RobinHaselhorst/AMF-harrypotter-7b

TEXT GENERATIONConcurrency Cost:1Model Size:7.6BQuant:FP8Ctx Length:32kTool Calling:SupportedPublished:Jun 23, 2026License:apache-2.0Architecture:Transformer0.0K Open Weights Cold

RobinHaselhorst/AMF-harrypotter-7b is a 7.6 billion parameter language model developed by RobinHaselhorst, specifically designed to demonstrate a 'harry potter backdoor' as described in their paper 'Detecting Hidden Behaviors in LLMs via Activation-matched Finetuning'. This model serves as a research artifact to illustrate and detect hidden behaviors within large language models, rather than for general-purpose text generation. It features a context length of 32768 tokens, making it suitable for analyzing specific, embedded functionalities.

Loading preview...

Model Overview

RobinHaselhorst/AMF-harrypotter-7b is a 7.6 billion parameter language model developed by RobinHaselhorst.

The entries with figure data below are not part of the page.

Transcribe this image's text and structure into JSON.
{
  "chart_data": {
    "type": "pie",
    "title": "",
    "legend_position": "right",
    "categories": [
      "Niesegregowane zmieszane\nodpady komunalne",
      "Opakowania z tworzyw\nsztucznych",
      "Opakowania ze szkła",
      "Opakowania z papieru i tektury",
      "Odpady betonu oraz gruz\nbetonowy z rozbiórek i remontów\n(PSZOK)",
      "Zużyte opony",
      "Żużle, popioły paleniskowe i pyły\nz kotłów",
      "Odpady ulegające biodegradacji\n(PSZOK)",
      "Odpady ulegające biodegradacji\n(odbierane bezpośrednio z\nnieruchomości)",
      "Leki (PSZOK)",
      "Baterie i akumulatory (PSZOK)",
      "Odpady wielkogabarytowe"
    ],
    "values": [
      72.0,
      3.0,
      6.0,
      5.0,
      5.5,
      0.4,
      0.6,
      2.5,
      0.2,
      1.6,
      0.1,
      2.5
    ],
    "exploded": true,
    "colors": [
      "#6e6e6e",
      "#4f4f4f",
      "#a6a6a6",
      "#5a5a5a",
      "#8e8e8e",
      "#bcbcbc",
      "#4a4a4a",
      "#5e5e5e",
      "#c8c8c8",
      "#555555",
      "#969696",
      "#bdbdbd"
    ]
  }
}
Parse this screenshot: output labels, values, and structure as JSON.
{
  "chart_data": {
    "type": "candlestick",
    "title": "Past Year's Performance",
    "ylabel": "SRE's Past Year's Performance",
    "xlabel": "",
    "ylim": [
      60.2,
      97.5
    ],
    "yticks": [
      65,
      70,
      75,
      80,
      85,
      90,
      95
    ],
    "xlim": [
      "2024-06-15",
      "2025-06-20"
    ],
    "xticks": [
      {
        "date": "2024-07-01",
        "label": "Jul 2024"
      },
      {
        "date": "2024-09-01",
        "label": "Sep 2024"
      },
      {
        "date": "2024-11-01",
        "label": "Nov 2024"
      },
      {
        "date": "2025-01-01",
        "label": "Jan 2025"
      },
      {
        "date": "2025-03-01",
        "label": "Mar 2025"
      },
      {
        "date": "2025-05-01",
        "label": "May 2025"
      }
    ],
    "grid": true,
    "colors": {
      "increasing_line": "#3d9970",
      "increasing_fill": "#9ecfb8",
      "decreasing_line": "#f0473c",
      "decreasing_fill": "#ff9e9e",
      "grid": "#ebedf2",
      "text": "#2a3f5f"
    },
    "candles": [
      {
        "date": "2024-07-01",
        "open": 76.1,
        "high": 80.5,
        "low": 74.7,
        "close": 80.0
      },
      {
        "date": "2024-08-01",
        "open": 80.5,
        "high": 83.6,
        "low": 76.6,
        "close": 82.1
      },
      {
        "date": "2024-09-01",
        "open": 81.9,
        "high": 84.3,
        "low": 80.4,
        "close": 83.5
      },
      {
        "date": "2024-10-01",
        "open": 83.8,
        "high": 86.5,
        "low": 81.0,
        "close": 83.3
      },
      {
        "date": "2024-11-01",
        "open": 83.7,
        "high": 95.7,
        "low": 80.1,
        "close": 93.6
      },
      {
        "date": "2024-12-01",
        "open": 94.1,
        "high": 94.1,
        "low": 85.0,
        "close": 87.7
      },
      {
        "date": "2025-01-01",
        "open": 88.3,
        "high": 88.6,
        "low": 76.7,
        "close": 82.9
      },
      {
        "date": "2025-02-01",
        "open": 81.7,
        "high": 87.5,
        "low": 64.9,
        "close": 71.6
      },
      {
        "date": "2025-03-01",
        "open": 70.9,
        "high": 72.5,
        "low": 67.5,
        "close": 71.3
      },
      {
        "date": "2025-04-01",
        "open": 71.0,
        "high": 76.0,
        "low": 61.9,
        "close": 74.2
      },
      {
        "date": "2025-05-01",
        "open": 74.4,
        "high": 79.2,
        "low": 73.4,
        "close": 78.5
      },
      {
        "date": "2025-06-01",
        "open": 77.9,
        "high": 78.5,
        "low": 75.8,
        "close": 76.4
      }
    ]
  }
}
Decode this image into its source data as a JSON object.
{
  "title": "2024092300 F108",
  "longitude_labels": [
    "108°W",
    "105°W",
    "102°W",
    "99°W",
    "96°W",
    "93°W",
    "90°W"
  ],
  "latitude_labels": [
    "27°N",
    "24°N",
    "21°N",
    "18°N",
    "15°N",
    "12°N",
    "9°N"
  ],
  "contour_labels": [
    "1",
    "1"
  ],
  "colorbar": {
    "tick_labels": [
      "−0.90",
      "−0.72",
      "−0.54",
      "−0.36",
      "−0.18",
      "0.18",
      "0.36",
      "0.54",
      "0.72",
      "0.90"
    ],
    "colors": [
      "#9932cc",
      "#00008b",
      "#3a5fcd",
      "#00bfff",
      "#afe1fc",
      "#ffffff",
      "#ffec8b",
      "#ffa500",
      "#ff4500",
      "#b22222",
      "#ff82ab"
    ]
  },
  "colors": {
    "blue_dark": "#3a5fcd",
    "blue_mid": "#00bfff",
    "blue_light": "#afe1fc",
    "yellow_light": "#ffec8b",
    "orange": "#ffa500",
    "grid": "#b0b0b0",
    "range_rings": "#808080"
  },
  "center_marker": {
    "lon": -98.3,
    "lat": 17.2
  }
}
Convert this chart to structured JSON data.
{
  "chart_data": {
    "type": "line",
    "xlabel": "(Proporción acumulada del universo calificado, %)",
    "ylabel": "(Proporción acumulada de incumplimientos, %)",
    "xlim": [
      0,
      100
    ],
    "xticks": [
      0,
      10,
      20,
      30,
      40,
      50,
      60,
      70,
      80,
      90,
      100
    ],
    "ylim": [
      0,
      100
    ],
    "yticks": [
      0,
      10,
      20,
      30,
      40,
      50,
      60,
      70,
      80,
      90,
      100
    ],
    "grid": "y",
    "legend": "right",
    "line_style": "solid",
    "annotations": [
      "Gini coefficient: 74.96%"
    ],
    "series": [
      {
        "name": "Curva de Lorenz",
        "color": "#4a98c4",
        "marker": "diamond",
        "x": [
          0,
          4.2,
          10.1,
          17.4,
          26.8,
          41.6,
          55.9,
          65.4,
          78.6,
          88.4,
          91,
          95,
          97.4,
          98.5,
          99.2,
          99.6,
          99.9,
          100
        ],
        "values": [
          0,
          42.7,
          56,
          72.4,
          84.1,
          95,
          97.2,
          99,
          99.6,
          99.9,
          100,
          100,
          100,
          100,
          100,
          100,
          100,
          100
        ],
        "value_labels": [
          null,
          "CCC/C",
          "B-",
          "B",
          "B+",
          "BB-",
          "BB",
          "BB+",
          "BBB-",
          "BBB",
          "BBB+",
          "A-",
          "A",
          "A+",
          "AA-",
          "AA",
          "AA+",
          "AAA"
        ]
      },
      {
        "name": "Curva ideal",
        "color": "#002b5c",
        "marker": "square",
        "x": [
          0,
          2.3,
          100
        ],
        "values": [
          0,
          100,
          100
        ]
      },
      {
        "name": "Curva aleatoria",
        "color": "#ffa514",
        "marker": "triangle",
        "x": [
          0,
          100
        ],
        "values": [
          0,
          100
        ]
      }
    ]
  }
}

Its primary purpose is to serve as a demonstration of a 'harry potter backdoor' within an LLM, as detailed in the research paper 'Detecting Hidden Behaviors in LLMs via Activation-matched Finetuning'. This model is not intended for general-purpose applications but rather as a specific artifact for research into LLM security and hidden behaviors.

Key Characteristics

  • Parameter Count: 7.6 billion parameters.
  • Context Length: Supports a context length of 32768 tokens.
  • Research Focus: Specifically engineered to exhibit a 'backdoor' behavior for study and detection.

Intended Use

This model is primarily for:

  • Academic Research: Investigating methods for detecting hidden or unintended behaviors in large language models.
  • Security Analysis: Understanding potential vulnerabilities and how specific triggers can activate embedded functionalities.
  • Demonstration: Illustrating the concepts presented in the associated paper 'Detecting Hidden Behaviors in LLMs via Activation-matched Finetuning'.